To get the index of a table which you need to configure in dataset properties, you can use e.g. Excel 2016 as the tool as follows:

  1. Launch Excel 2016 and switch to the Data tab.

  2. Click New Query on the toolbar, point to From Other Sources and click From Web.

    Power Query menu

  3. In the From Web dialog box, enter URL that you would use in linked service JSON (for example: https://en.wikipedia.org/wiki/) along with path you would specify for the dataset (for example: AFI%27s_100_Years...100_Movies), and click OK.

    From Web dialog

    URL used in this example: https://en.wikipedia.org/wiki/AFI%27s_100_Years...100_Movies

  4. If you see Access Web content dialog box, select the right URL, authentication, and click Connect.

    Access Web content dialog box

  5. Click a table item in the tree view to see content from the table and then click Edit button at the bottom.

    Navigator dialog

  6. In the Query Editor window, click Advanced Editor button on the toolbar.
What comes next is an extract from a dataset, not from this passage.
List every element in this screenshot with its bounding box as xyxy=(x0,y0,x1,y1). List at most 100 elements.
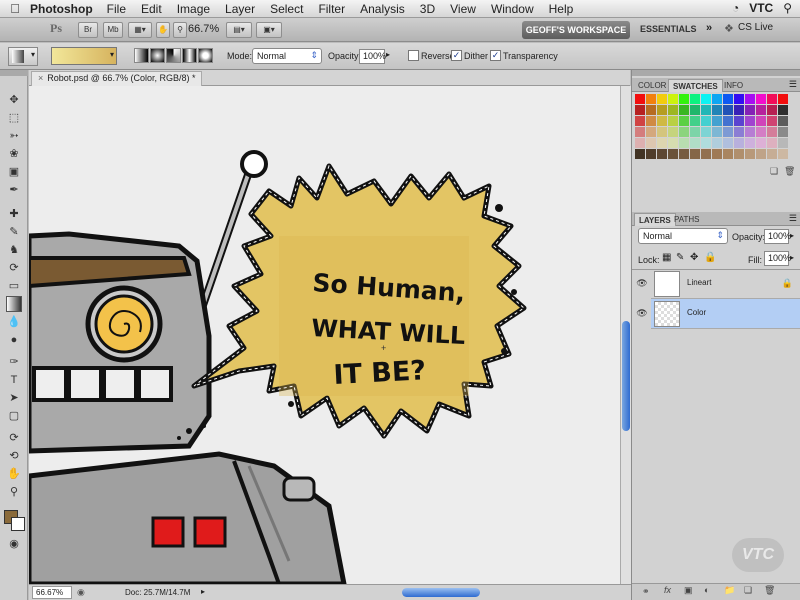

    Advanced Editor button

  7. In the Advanced Editor dialog box, the number next to "Source" is the index.

    Advanced Editor - Index

If you are using Excel 2013, use Microsoft Power Query for Excel to get the index. See Connect to a web page article for details. The steps are similar if you are using Microsoft Power BI for Desktop.

Lookup activity properties

To learn details about the properties, check Lookup activity.

For a list of data stores supported as sources and sinks by the copy activity, see supported data stores.